The two-term governor believes that when equipped with the facts, Americans will prefer a candidate who will implement significant measures to repair the economy.
"What matters is winning it on the basis that allows us to make big change. And so I'm going to encourage, in my little way, our candidates and our eventual nominee, to, as I say, trust the American people a little more and step out there."
The highest official in the Hoosier state delivered these remarks on Monday while peddling his new book, which describes "just how close Americans are to losing their republic, and how they can restore it to greatness." Daniels told book-tour attendees that the trajectory the Obama administration is on with regard to their fiscal policies "threatens the American sense of optimism."

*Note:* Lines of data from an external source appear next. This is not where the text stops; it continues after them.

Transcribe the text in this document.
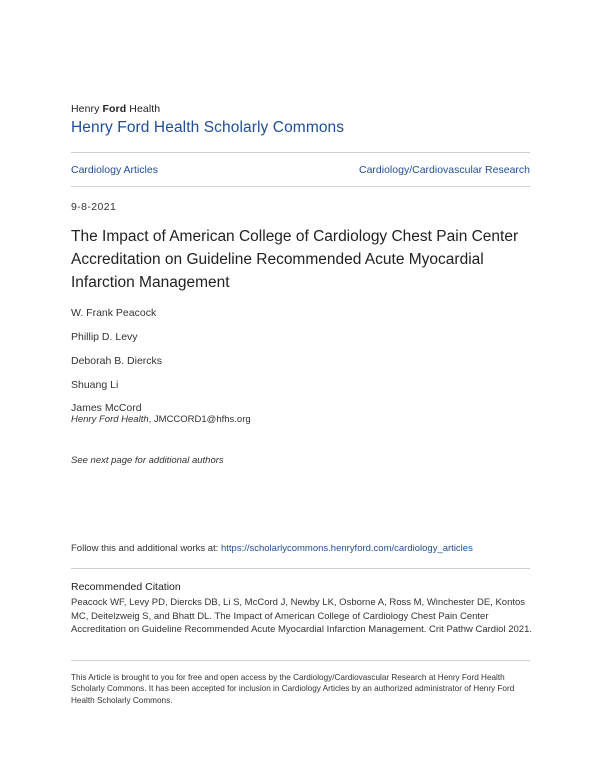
Henry Ford Health
Henry Ford Health Scholarly Commons
Cardiology Articles	Cardiology/Cardiovascular Research
9-8-2021
The Impact of American College of Cardiology Chest Pain Center Accreditation on Guideline Recommended Acute Myocardial Infarction Management
W. Frank Peacock
Phillip D. Levy
Deborah B. Diercks
Shuang Li
James McCord
Henry Ford Health, JMCCORD1@hfhs.org
See next page for additional authors
Follow this and additional works at: https://scholarlycommons.henryford.com/cardiology_articles
Recommended Citation
Peacock WF, Levy PD, Diercks DB, Li S, McCord J, Newby LK, Osborne A, Ross M, Winchester DE, Kontos MC, Deitelzweig S, and Bhatt DL. The Impact of American College of Cardiology Chest Pain Center Accreditation on Guideline Recommended Acute Myocardial Infarction Management. Crit Pathw Cardiol 2021.
This Article is brought to you for free and open access by the Cardiology/Cardiovascular Research at Henry Ford Health Scholarly Commons. It has been accepted for inclusion in Cardiology Articles by an authorized administrator of Henry Ford Health Scholarly Commons.
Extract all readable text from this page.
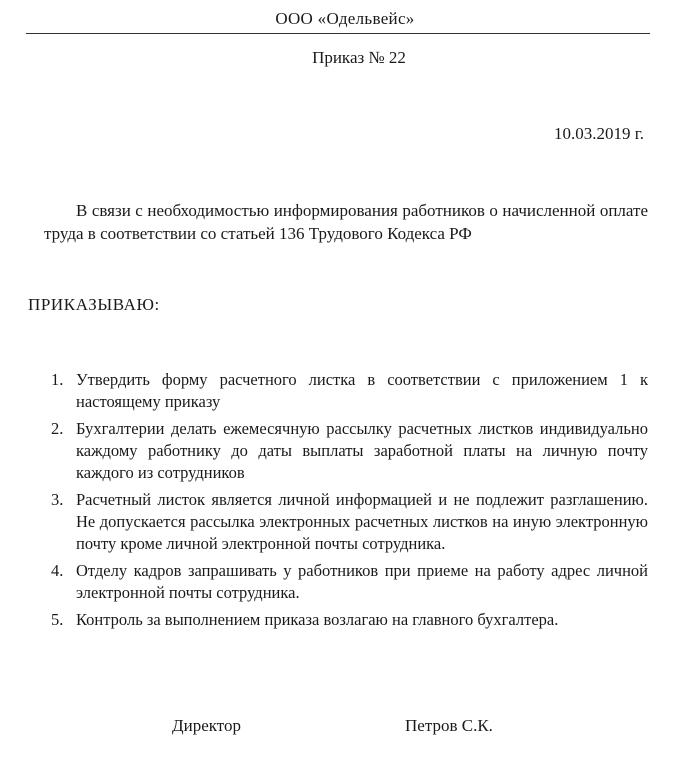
ООО «Одельвейс»
Приказ № 22
10.03.2019 г.

В связи с необходимостью информирования работников о начисленной оплате труда в соответствии со статьей 136 Трудового Кодекса РФ

ПРИКАЗЫВАЮ:
1. Утвердить форму расчетного листка в соответствии с приложением 1 к настоящему приказу
2. Бухгалтерии делать ежемесячную рассылку расчетных листков индивидуально каждому работнику до даты выплаты заработной платы на личную почту каждого из сотрудников
3. Расчетный листок является личной информацией и не подлежит разглашению. Не допускается рассылка электронных расчетных листков на иную электронную почту кроме личной электронной почты сотрудника.
4. Отделу кадров запрашивать у работников при приеме на работу адрес личной электронной почты сотрудника.
5. Контроль за выполнением приказа возлагаю на главного бухгалтера.
Директор	Петров С.К.
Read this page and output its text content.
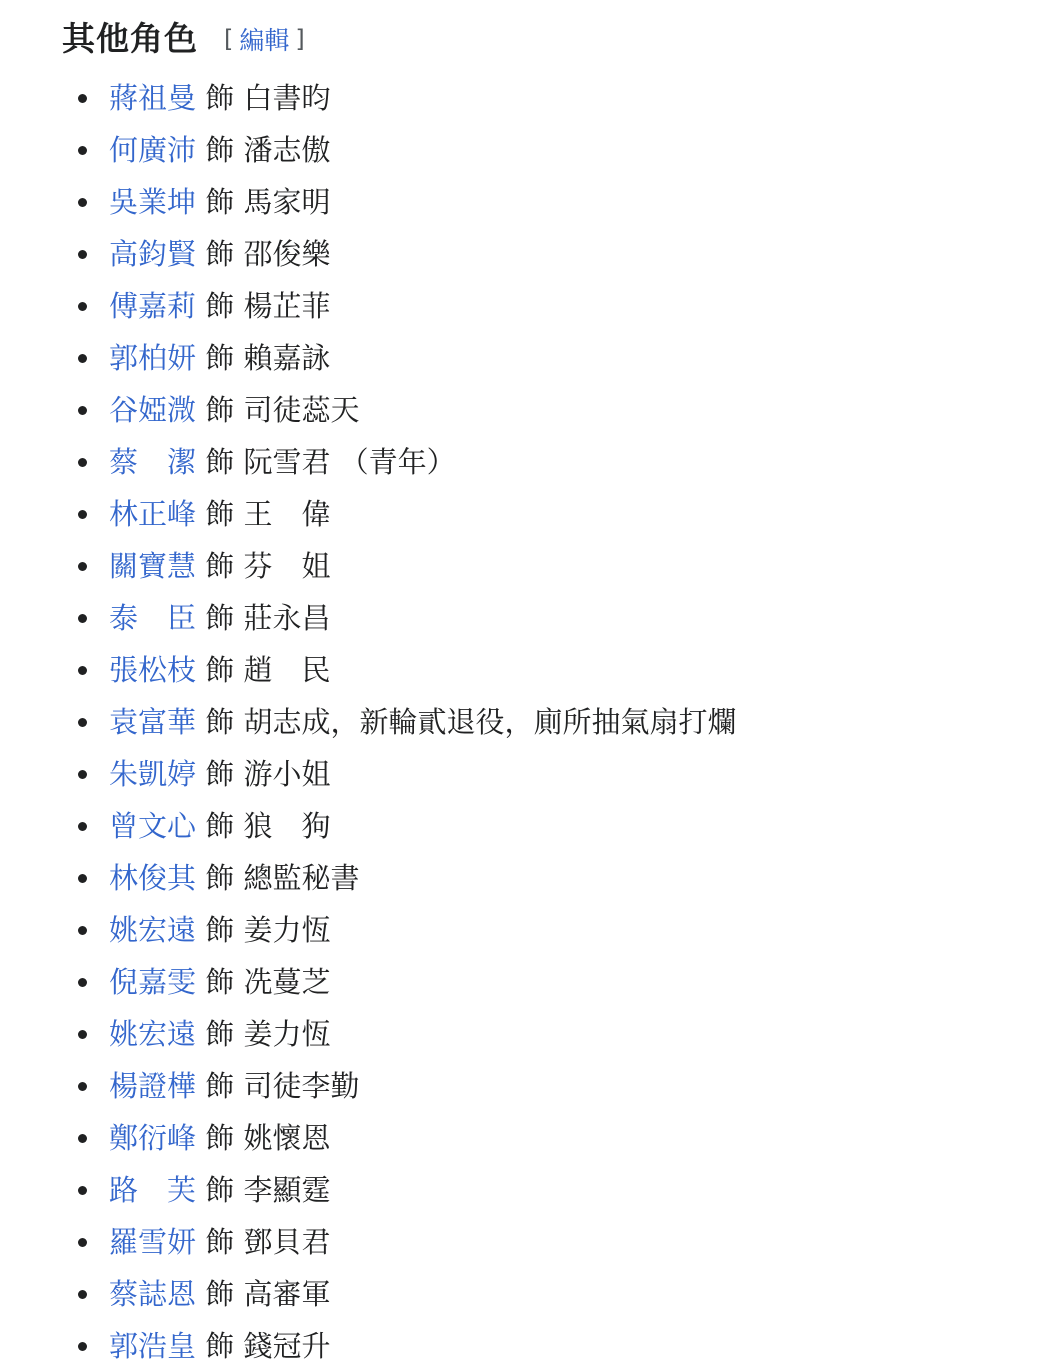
其他角色 [ 編輯 ]
蔣祖曼 飾 白書昀
何廣沛 飾 潘志傲
吳業坤 飾 馬家明
高鈞賢 飾 邵俊樂
傅嘉莉 飾 楊芷菲
郭柏妍 飾 賴嘉詠
谷婭溦 飾 司徒蕊天
蔡　潔 飾 阮雪君 （青年）
林正峰 飾 王　偉
關寶慧 飾 芬　姐
泰　臣 飾 莊永昌
張松枝 飾 趙　民
袁富華 飾 胡志成，新輪貳退役，廁所抽氣扇打爛
朱凱婷 飾 游小姐
曾文心 飾 狼　狗
林俊其 飾 總監秘書
姚宏遠 飾 姜力恆
倪嘉雯 飾 冼蔓芝
姚宏遠 飾 姜力恆
楊證樺 飾 司徒李勤
鄭衍峰 飾 姚懷恩
路　芙 飾 李顯霆
羅雪妍 飾 鄧貝君
蔡誌恩 飾 高審軍
郭浩皇 飾 錢冠升
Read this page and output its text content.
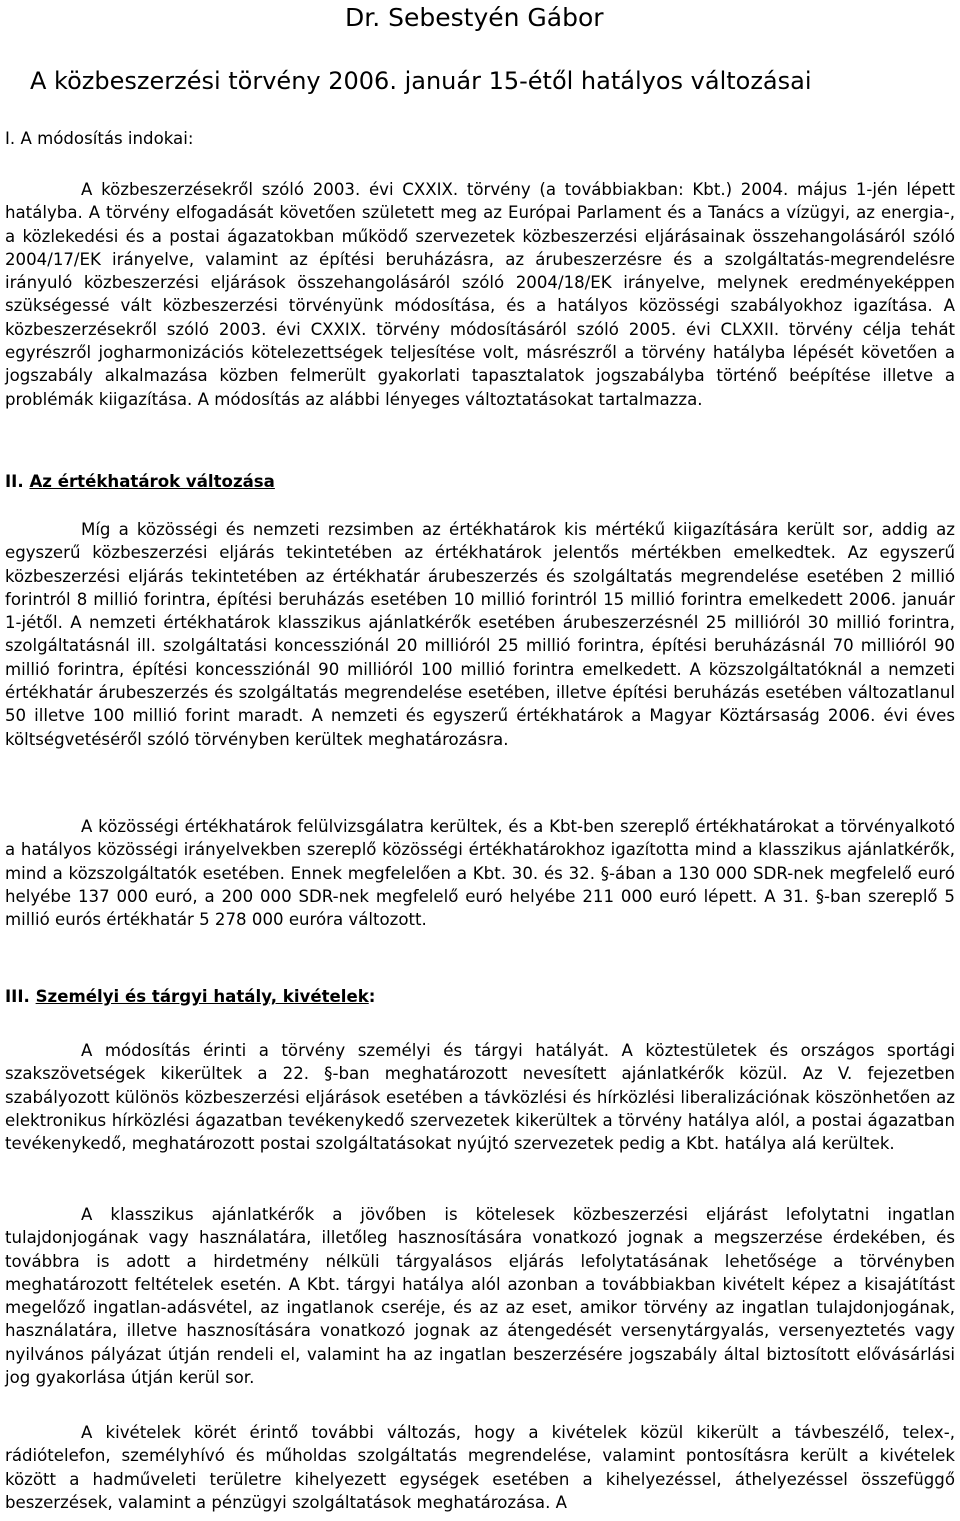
Dr. Sebestyén Gábor
A közbeszerzési törvény 2006. január 15-étől hatályos változásai

I. A módosítás indokai:

A közbeszerzésekről szóló 2003. évi CXXIX. törvény (a továbbiakban: Kbt.) 2004. május 1-jén lépett hatályba. A törvény elfogadását követően született meg az Európai Parlament és a Tanács a vízügyi, az energia-, a közlekedési és a postai ágazatokban működő szervezetek közbeszerzési eljárásainak összehangolásáról szóló 2004/17/EK irányelve, valamint az építési beruházásra, az árubeszerzésre és a szolgáltatás-megrendelésre irányuló közbeszerzési eljárások összehangolásáról szóló 2004/18/EK irányelve, melynek eredményeképpen szükségessé vált közbeszerzési törvényünk módosítása, és a hatályos közösségi szabályokhoz igazítása. A közbeszerzésekről szóló 2003. évi CXXIX. törvény módosításáról szóló 2005. évi CLXXII. törvény célja tehát egyrészről jogharmonizációs kötelezettségek teljesítése volt, másrészről a törvény hatályba lépését követően a jogszabály alkalmazása közben felmerült gyakorlati tapasztalatok jogszabályba történő beépítése illetve a problémák kiigazítása. A módosítás az alábbi lényeges változtatásokat tartalmazza.

II. Az értékhatárok változása

Míg a közösségi és nemzeti rezsimben az értékhatárok kis mértékű kiigazítására került sor, addig az egyszerű közbeszerzési eljárás tekintetében az értékhatárok jelentős mértékben emelkedtek. Az egyszerű közbeszerzési eljárás tekintetében az értékhatár árubeszerzés és szolgáltatás megrendelése esetében 2 millió forintról 8 millió forintra, építési beruházás esetében 10 millió forintról 15 millió forintra emelkedett 2006. január 1-jétől. A nemzeti értékhatárok klasszikus ajánlatkérők esetében árubeszerzésnél 25 millióról 30 millió forintra, szolgáltatásnál ill. szolgáltatási koncessziónál 20 millióról 25 millió forintra, építési beruházásnál 70 millióról 90 millió forintra, építési koncessziónál 90 millióról 100 millió forintra emelkedett. A közszolgáltatóknál a nemzeti értékhatár árubeszerzés és szolgáltatás megrendelése esetében, illetve építési beruházás esetében változatlanul 50 illetve 100 millió forint maradt. A nemzeti és egyszerű értékhatárok a Magyar Köztársaság 2006. évi éves költségvetéséről szóló törvényben kerültek meghatározásra.

A közösségi értékhatárok felülvizsgálatra kerültek, és a Kbt-ben szereplő értékhatárokat a törvényalkotó a hatályos közösségi irányelvekben szereplő közösségi értékhatárokhoz igazította mind a klasszikus ajánlatkérők, mind a közszolgáltatók esetében. Ennek megfelelően a Kbt. 30. és 32. §-ában a 130 000 SDR-nek megfelelő euró helyébe 137 000 euró, a 200 000 SDR-nek megfelelő euró helyébe 211 000 euró lépett. A 31. §-ban szereplő 5 millió eurós értékhatár 5 278 000 euróra változott.

III. Személyi és tárgyi hatály, kivételek:

A módosítás érinti a törvény személyi és tárgyi hatályát. A köztestületek és országos sportági szakszövetségek kikerültek a 22. §-ban meghatározott nevesített ajánlatkérők közül. Az V. fejezetben szabályozott különös közbeszerzési eljárások esetében a távközlési és hírközlési liberalizációnak köszönhetően az elektronikus hírközlési ágazatban tevékenykedő szervezetek kikerültek a törvény hatálya alól, a postai ágazatban tevékenykedő, meghatározott postai szolgáltatásokat nyújtó szervezetek pedig a Kbt. hatálya alá kerültek.

A klasszikus ajánlatkérők a jövőben is kötelesek közbeszerzési eljárást lefolytatni ingatlan tulajdonjogának vagy használatára, illetőleg hasznosítására vonatkozó jognak a megszerzése érdekében, és továbbra is adott a hirdetmény nélküli tárgyalásos eljárás lefolytatásának lehetősége a törvényben meghatározott feltételek esetén. A Kbt. tárgyi hatálya alól azonban a továbbiakban kivételt képez a kisajátítást megelőző ingatlan-adásvétel, az ingatlanok cseréje, és az az eset, amikor törvény az ingatlan tulajdonjogának, használatára, illetve hasznosítására vonatkozó jognak az átengedését versenytárgyalás, versenyeztetés vagy nyilvános pályázat útján rendeli el, valamint ha az ingatlan beszerzésére jogszabály által biztosított elővásárlási jog gyakorlása útján kerül sor.

A kivételek körét érintő további változás, hogy a kivételek közül kikerült a távbeszélő, telex-, rádiótelefon, személyhívó és műholdas szolgáltatás megrendelése, valamint pontosításra került a kivételek között a hadműveleti területre kihelyezett egységek esetében a kihelyezéssel, áthelyezéssel összefüggő beszerzések, valamint a pénzügyi szolgáltatások meghatározása. A
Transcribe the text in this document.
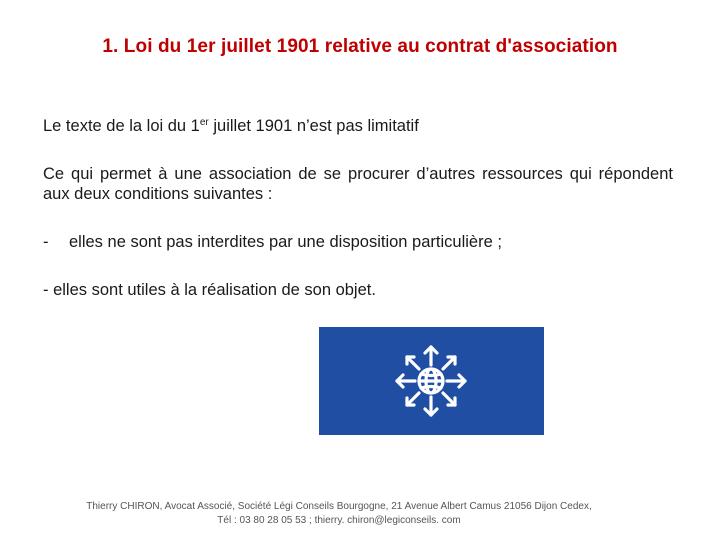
1. Loi du 1er juillet 1901 relative au contrat d'association
Le texte de la loi du 1er juillet 1901 n’est pas limitatif
Ce qui permet à une association de se procurer d’autres ressources qui répondent aux deux conditions suivantes :
- elles ne sont pas interdites par une disposition particulière ;
- elles sont utiles à la réalisation de son objet.
Thierry CHIRON, Avocat Associé, Société Légi Conseils Bourgogne, 21 Avenue Albert Camus 21056 Dijon Cedex,
Tél : 03 80 28 05 53 ; thierry. chiron@legiconseils. com
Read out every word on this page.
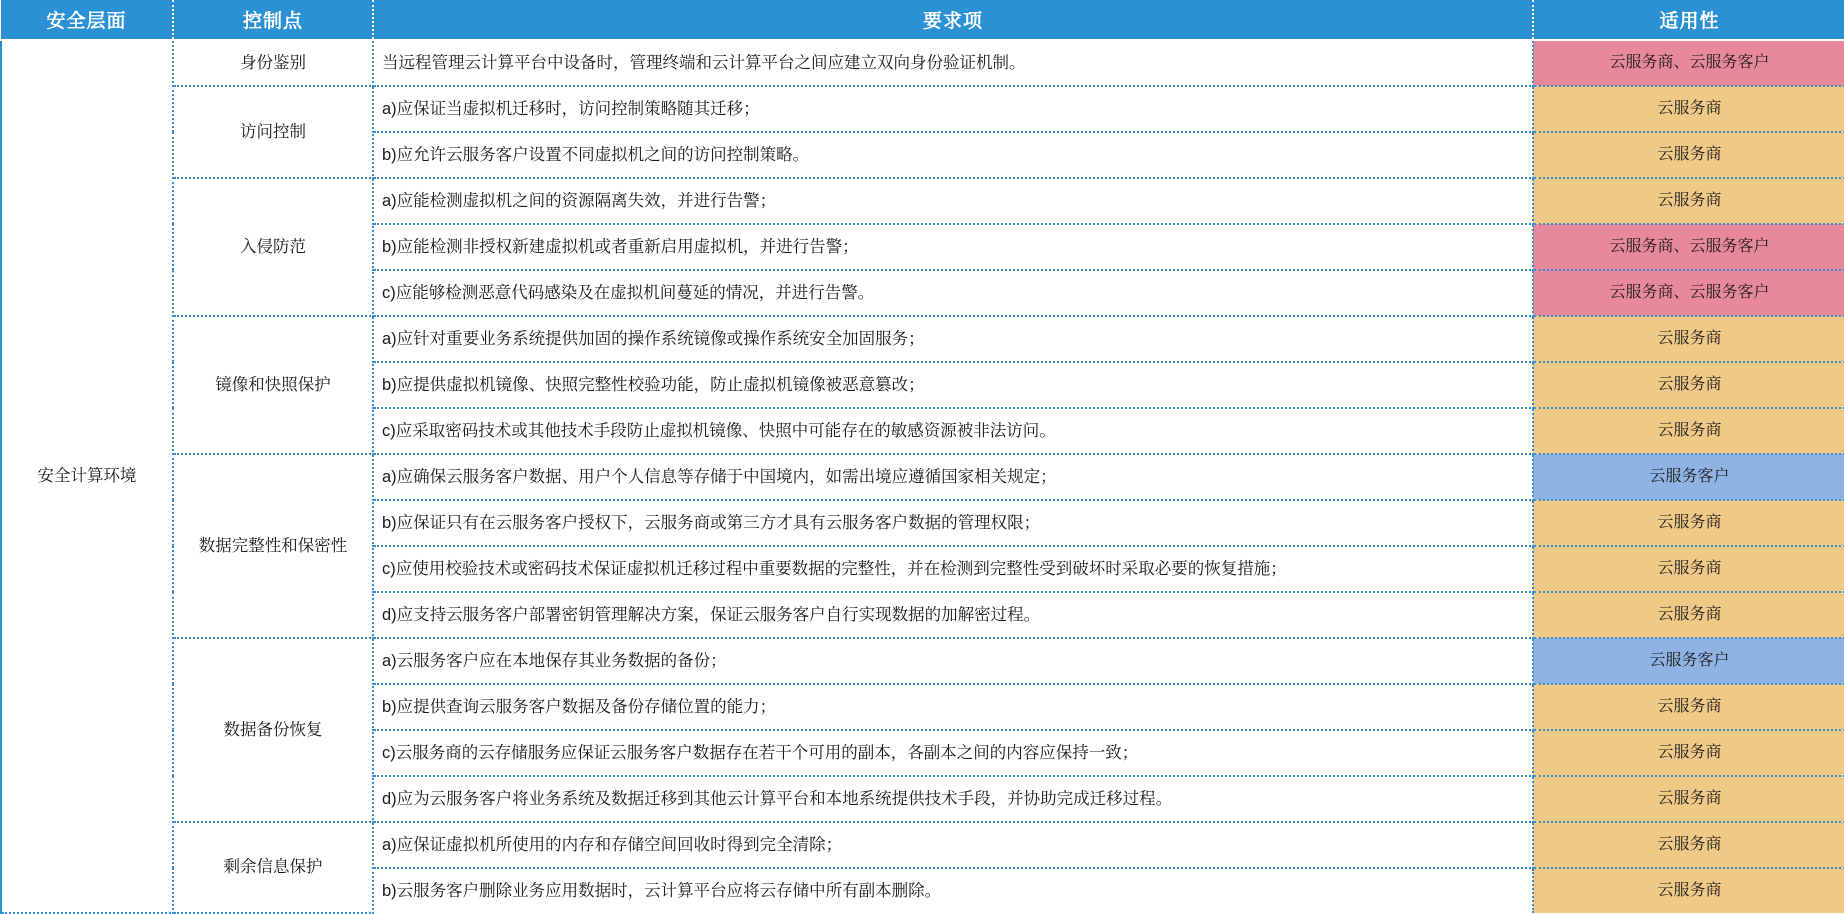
安全层面	控制点	要求项	适用性
安全计算环境	身份鉴别	当远程管理云计算平台中设备时，管理终端和云计算平台之间应建立双向身份验证机制。	云服务商、云服务客户
	访问控制	a)应保证当虚拟机迁移时，访问控制策略随其迁移；	云服务商
		b)应允许云服务客户设置不同虚拟机之间的访问控制策略。	云服务商
	入侵防范	a)应能检测虚拟机之间的资源隔离失效，并进行告警；	云服务商
		b)应能检测非授权新建虚拟机或者重新启用虚拟机，并进行告警；	云服务商、云服务客户
		c)应能够检测恶意代码感染及在虚拟机间蔓延的情况，并进行告警。	云服务商、云服务客户
	镜像和快照保护	a)应针对重要业务系统提供加固的操作系统镜像或操作系统安全加固服务；	云服务商
		b)应提供虚拟机镜像、快照完整性校验功能，防止虚拟机镜像被恶意篡改；	云服务商
		c)应采取密码技术或其他技术手段防止虚拟机镜像、快照中可能存在的敏感资源被非法访问。	云服务商
	数据完整性和保密性	a)应确保云服务客户数据、用户个人信息等存储于中国境内，如需出境应遵循国家相关规定；	云服务客户
		b)应保证只有在云服务客户授权下，云服务商或第三方才具有云服务客户数据的管理权限；	云服务商
		c)应使用校验技术或密码技术保证虚拟机迁移过程中重要数据的完整性，并在检测到完整性受到破坏时采取必要的恢复措施；	云服务商
		d)应支持云服务客户部署密钥管理解决方案，保证云服务客户自行实现数据的加解密过程。	云服务商
	数据备份恢复	a)云服务客户应在本地保存其业务数据的备份；	云服务客户
		b)应提供查询云服务客户数据及备份存储位置的能力；	云服务商
		c)云服务商的云存储服务应保证云服务客户数据存在若干个可用的副本，各副本之间的内容应保持一致；	云服务商
		d)应为云服务客户将业务系统及数据迁移到其他云计算平台和本地系统提供技术手段，并协助完成迁移过程。	云服务商
	剩余信息保护	a)应保证虚拟机所使用的内存和存储空间回收时得到完全清除；	云服务商
		b)云服务客户删除业务应用数据时，云计算平台应将云存储中所有副本删除。	云服务商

"Democracy is and always was a leap of fate," he said.
Daniels is not terribly impressed with his own party's outlook on what can be done to salvage the fiscal crisis, saying, "Folks on both sides don't think we have the capacity to make drastic changes to reform...Neither side is giving Americans enough credit."
When asked by CNN if he thought he'd be an asset to the GOP ticket as the vice presidential nominee, Daniels said the decision ultimately rests with the eventual candidate and he doesn't spend any time thinking about it.
The book event was hosted by the American Enterprise Institute for Public Policy Research, a pro-business think tank based in Washington.